An Entrepreneurial Green Thumb

Mba Student Fredrik Lindseth Is Working On Automated Indoor System To Help Gardeners Grow Vegetables And Herbs At Home

In 2013, Fredrik Lindseth, MBA ’26, had just founded a small aquaponics farming business in Colorado when a local grocer asked him to set up a hydroponics installation in the store to show customers how food is grown. As he was working, customers repeatedly asked him if he could build a similar one in their homes so they could grow some of their own food year-round.

He began installing these custom systems but soon realized that the management of an indoor garden was difficult for many people. “I would receive the same questions day in and day out about when they needed to add nutrients or balance the pH of their water, etc.,” he said. Lindseth, who was studying biology with an emphasis on plants at Colorado College, thought there had to be a way to help with the maintenance that customers found most challenging.

That’s when he founded Avid, the hydroponics technology company behind a modular indoor gardening container for growing fresh produce at home. It uses automated, app-controlled systems to monitor and control the environment that plants grow in.

“In the early days of Avid, I wasn’t really sure what I was doing. I came from a science background, so the idea of creating a financial model, marketing strategy, and prototype was all very foreign to me,” he said.

After proving the concept was viable, Lindseth recruited industrial design and engineering partners, who both invested in his first product. He had raised $1 million and was in Shenzhen, China, in December 2019 working with his engineers to get his beta units back to the U.S. for nationwide testing.

Then the COVID-19 pandemic hit. So he spent 2020 and 2021 working with beta testers, gathering feedback, and making adjustments. In 2022, with the product ready for the market, he went out to raise the $5 million needed for mass production but ran into economic headwinds.

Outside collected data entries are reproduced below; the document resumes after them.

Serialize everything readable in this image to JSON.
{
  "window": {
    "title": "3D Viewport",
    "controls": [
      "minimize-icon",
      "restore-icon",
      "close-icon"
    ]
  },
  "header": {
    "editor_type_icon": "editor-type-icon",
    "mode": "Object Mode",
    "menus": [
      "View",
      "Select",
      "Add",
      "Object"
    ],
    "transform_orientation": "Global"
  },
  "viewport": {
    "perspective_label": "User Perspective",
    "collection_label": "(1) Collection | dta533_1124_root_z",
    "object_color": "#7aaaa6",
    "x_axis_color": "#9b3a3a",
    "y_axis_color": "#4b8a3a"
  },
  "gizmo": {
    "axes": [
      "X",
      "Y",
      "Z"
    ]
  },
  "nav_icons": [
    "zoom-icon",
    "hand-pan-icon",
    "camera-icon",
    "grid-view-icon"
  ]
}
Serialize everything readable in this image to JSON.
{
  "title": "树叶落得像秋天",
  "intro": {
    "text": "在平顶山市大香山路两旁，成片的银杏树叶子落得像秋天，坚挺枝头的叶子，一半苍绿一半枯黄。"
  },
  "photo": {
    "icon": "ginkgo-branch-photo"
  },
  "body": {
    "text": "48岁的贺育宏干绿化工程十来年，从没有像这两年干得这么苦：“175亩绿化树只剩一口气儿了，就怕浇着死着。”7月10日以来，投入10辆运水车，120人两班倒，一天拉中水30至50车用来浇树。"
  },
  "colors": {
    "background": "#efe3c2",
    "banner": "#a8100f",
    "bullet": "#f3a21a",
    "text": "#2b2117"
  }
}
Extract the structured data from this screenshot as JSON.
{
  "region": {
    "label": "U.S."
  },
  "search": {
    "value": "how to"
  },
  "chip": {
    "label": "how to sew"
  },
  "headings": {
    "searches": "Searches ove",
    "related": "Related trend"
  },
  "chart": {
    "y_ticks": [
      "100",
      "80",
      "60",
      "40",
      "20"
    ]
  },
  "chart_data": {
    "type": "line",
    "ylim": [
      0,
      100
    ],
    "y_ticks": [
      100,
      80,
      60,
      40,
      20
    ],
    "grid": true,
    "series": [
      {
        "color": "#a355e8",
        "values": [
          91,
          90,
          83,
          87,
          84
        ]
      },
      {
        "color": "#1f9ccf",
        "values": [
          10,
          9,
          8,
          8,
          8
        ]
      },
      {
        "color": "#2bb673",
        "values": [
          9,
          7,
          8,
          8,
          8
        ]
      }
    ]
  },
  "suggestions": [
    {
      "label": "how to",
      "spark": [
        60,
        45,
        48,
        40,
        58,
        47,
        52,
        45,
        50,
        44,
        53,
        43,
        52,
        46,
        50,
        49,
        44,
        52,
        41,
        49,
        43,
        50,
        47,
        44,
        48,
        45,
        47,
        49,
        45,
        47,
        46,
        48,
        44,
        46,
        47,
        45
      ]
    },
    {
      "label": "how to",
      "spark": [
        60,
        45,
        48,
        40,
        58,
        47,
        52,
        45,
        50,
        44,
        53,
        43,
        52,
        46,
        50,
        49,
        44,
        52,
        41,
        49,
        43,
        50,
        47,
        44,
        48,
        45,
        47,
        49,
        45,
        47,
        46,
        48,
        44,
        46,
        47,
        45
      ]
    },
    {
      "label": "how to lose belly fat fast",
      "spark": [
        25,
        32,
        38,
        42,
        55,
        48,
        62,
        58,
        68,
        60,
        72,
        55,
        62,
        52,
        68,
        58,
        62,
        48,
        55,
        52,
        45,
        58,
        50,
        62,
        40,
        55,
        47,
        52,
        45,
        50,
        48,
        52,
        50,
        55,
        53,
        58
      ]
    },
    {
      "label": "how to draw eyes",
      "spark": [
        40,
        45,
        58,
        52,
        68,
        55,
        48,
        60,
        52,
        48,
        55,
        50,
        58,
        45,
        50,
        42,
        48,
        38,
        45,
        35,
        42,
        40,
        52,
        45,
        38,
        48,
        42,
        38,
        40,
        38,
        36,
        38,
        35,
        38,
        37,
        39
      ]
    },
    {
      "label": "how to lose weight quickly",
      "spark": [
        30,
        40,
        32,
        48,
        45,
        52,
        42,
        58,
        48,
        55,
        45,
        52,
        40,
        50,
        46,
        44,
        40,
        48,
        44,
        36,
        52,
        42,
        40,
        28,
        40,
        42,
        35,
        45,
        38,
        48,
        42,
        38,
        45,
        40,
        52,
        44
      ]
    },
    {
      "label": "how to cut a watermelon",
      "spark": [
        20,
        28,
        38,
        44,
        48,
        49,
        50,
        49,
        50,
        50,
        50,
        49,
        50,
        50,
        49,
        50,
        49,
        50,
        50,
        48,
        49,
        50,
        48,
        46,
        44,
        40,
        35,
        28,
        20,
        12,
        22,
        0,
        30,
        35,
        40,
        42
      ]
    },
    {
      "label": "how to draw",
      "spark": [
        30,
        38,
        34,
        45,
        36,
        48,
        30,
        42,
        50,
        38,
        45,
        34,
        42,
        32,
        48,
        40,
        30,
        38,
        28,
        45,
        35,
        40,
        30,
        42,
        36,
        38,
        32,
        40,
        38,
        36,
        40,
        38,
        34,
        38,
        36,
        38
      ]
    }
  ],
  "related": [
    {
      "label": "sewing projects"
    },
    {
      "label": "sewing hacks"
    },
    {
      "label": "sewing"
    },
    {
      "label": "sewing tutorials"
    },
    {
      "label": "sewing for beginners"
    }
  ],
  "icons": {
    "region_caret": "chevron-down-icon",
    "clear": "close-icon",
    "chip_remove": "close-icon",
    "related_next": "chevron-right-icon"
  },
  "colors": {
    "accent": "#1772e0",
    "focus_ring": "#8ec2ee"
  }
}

In 2023 Lindseth pivoted and started looking for a less capital-
intensive way to generate revenue for Avid, including leveraging some of its intellectual property. “That same year, I decided to apply to the McCombs School of Business, hoping to study for an MBA and find the resources at UT that would help me be better prepared to raise the funds I need for that new product,” he said.

Avid Grower China beta units
Technicians in China assemble the beta units of the Avid plant grower in 2019. The design of Fredrik Lindseth’s updated units is still confidential.

At McCombs, the Brumley Institute for Graduate Entrepreneurship has been amazing to work with, Lindseth said. “I would say the professors have been a huge help as well. They have always been willing to sit down with me and help me think through how I can best apply their course work to different aspects of my business plan,” he said. 

Perseverance is also key, Lindseth said. Since coming to McCombs, he has been working on a new concept that turns his product into a modular, automated shelf garden focused on the production of leafy greens, herbs, and other vegetables, he said.

“I am currently raising a round of funding to advance our new modular shelf garden into mass production, so I will be working on that after graduation. We then hope to use that as a launching pad for a much larger family of automated gardening products, with the goal of helping anyone grow their own perfect garden no matter where they live or how green of a thumb they possess.”